Sejarah Agama menunjukkan bahwa kebehagiaan yang ingin dicapai dengan menjalankan syariah agama itu hanya dapat terlaksana dengan adanya akhlak yang baik. Kepercayaan yang hanya berbentuk pengetahuan tentang keesaan Tuhan, ibadah yang dilakukan hanya sebagai formalitas belaka, muamalah yang hanya merupakan peraturan yang tertuang dalam kitab saja, semua itu bukanlah merupakan jaminan untuk tercapainya kebahagiaan tersebut.

Timbulnya kesadaran akhlak dan pendirian manusia terhadap-Nya adalah pangkalan yang menetukan corak hidup manusia. Akhlak, atau moral, atau susila adalah pola tindakan yang didasarkan atas nilai mutlak kebaikan. Hidup susila dan tiap-tiap perbuatan susila adalah jawaban yang tepat terhadap kesadaran akhlak, sebaliknya hidup yang tidak bersusila dan tiap-tiap pelanggaran kesusilaan adalah menentang kesadaran itu.

Kesadaran akhlak adalah kesadaran manusia tentang dirinya sendiri, dimana manusia melihat atau merasakan diri sendiri sebagai berhadapan dengan baik dan buruk. Disitulah membedakan halal dan haram, hak dan bathil, boleh dan tidak boleh dilakukan, meskipun dia bisa melakukan. Itulah hal yang khusus manusiawi. Dalam dunia hewan tidak ada hal yang baik dan buruk atau patut tidak patut, karena hanya manusialah yang mengerti dirinya sendiri, hanya manusialah yang sebagai subjek menginsafi bahwa dia berhadapan pada perbuatannya itu, sebelum, selama dan sesudah pekerjaan itu dilakukan.
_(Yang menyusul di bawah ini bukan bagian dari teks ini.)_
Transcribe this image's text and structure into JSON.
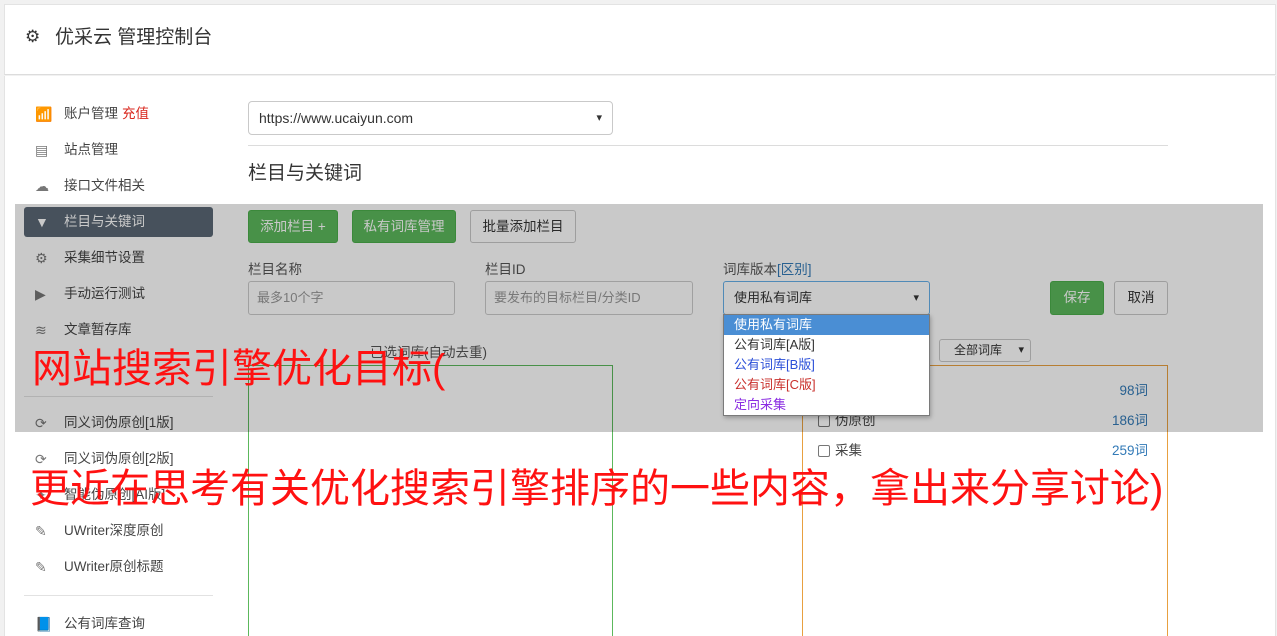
{
  "header": {
    "title": "优采云 管理控制台"
  },
  "sidebar": {
    "items": [
      {
        "label": "账户管理",
        "badge": "充值",
        "icon": "bar-chart-icon"
      },
      {
        "label": "站点管理",
        "icon": "server-icon"
      },
      {
        "label": "接口文件相关",
        "icon": "cloud-upload-icon"
      },
      {
        "label": "栏目与关键词",
        "icon": "filter-icon",
        "active": true
      },
      {
        "label": "采集细节设置",
        "icon": "gears-icon"
      },
      {
        "label": "手动运行测试",
        "icon": "play-circle-icon"
      },
      {
        "label": "文章暂存库",
        "icon": "database-icon"
      },
      {
        "label": "同义词伪原创[1版]",
        "icon": "refresh-icon"
      },
      {
        "label": "同义词伪原创[2版]",
        "icon": "refresh-icon"
      },
      {
        "label": "智能伪原创[AI版]",
        "icon": "brain-icon"
      },
      {
        "label": "UWriter深度原创",
        "icon": "edit-icon"
      },
      {
        "label": "UWriter原创标题",
        "icon": "edit-icon"
      },
      {
        "label": "公有词库查询",
        "icon": "book-icon"
      }
    ]
  },
  "main": {
    "site_select": "https://www.ucaiyun.com",
    "section_title": "栏目与关键词",
    "buttons": {
      "add_column": "添加栏目 +",
      "private_lib": "私有词库管理",
      "batch_add": "批量添加栏目",
      "save": "保存",
      "cancel": "取消"
    },
    "form": {
      "column_name_label": "栏目名称",
      "column_name_placeholder": "最多10个字",
      "column_id_label": "栏目ID",
      "column_id_placeholder": "要发布的目标栏目/分类ID",
      "version_label": "词库版本",
      "version_diff": "[区别]",
      "version_value": "使用私有词库"
    },
    "version_options": [
      {
        "label": "使用私有词库",
        "color": "#ffffff"
      },
      {
        "label": "公有词库[A版]",
        "color": "#333333"
      },
      {
        "label": "公有词库[B版]",
        "color": "#2b4fd8"
      },
      {
        "label": "公有词库[C版]",
        "color": "#c9302c"
      },
      {
        "label": "定向采集",
        "color": "#8a2be2"
      }
    ],
    "selected_list_title": "已选词库(自动去重)",
    "lib_filter": "全部词库",
    "libraries": [
      {
        "name": "",
        "count": "98词"
      },
      {
        "name": "伪原创",
        "count": "186词"
      },
      {
        "name": "采集",
        "count": "259词"
      }
    ]
  },
  "overlay_text": {
    "line1": "网站搜索引擎优化目标(",
    "line2": "更近在思考有关优化搜索引擎排序的一些内容，拿出来分享讨论)"
  }
}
Sehingga sebagai subjek yang mengalami perbuatannya dia bisa dimintai pertanggungjawaban atas perbuatannya itu.[1]

  1. Pembahasan

Dalam berbagai literature tentang ilmu akhlak islami, dijumpai uraian tentang akhlak yang secara garis besar dapat dibagi dua bagia, yaitu; akhlak yang baik (akhlak al-karimah), dan akhlak yang buruk (akhlak madzmumah). Berbuat adil, jujur, sabar, pemaaf, dermawan dan amanah misalnya termasuk dalam akhlak yang baik. Sedangkan berbuat yang dhalim, berdusta, pemarah, pendendam, kikir dan curang termasuk dalam akhlak yang buruk.
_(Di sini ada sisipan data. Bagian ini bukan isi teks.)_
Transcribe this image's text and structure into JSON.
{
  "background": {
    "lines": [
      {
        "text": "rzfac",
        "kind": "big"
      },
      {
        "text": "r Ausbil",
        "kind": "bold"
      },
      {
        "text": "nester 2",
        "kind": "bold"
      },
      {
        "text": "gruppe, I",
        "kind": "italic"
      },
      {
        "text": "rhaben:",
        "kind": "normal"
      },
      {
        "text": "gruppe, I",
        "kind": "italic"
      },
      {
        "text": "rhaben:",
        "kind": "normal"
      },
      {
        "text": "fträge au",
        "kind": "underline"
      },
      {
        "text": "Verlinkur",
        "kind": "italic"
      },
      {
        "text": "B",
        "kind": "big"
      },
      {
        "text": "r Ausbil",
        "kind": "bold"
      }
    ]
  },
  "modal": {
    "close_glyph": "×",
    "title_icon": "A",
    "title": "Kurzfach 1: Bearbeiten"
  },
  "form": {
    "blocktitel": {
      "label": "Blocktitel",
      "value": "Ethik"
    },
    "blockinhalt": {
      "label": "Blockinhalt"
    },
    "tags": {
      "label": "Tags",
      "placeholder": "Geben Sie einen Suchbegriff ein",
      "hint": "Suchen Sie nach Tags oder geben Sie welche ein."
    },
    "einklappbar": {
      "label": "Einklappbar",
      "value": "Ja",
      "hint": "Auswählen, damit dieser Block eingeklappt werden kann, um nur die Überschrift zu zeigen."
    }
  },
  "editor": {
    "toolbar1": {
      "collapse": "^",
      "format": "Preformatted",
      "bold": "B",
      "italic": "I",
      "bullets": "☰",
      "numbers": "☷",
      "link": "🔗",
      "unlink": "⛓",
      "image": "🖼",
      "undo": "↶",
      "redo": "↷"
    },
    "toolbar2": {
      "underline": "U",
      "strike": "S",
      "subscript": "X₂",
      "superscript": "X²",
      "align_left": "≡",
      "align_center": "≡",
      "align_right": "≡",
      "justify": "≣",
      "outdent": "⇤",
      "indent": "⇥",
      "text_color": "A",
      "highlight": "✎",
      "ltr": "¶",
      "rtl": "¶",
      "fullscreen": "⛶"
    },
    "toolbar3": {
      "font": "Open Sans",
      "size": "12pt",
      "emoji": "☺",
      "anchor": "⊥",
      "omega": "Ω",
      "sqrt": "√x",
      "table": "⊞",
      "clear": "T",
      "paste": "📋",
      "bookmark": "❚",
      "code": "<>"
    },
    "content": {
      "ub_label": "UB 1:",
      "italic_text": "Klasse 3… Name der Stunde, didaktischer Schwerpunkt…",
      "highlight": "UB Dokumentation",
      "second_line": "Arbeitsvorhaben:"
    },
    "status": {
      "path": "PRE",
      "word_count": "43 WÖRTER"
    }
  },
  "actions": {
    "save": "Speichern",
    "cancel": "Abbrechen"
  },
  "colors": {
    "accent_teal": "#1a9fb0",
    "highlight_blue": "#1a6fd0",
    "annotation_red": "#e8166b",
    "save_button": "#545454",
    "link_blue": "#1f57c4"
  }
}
Secara teoritis macam-macam akhlak tersebut berinduk pada tiga perbuatan yang utama, yaitu hikmah (bijaksana), syaja'ah (perwira/ksatria) dan iffah (menjaga diri dari perbuatan dosa dan maksiat).

Hukum-hukum akhlak ialah hokum-hukum yang bersangkut paut dengan perbaikan jiwa (moral); menerangkan sifat-sifat yang terpuji atau keutamaan-keutamaan yang harus dijadikan perhiasan atau perisai diri seseorang seperti jujur, adil, terpercaya, dan sifat-sifat yang tercela yang harus dijauhi oleh seseorang seperti bohong, dzalim, khianat. Sifat-sifat tersebut diterangkan dalam Al-Qur'an dan As-Sunnah dan secara Khusus dipelajari dalam Ilmu Akhlak (etika) dan Ilmu Tasawuf.[2]

a. Akhlak

Ada dua pendekatan yang dapat digunakan untuk mendefinisikan akhlak, yaitu pendekatan linguistic (kebahasaan), dan pendekatan terminologik (peristilahan).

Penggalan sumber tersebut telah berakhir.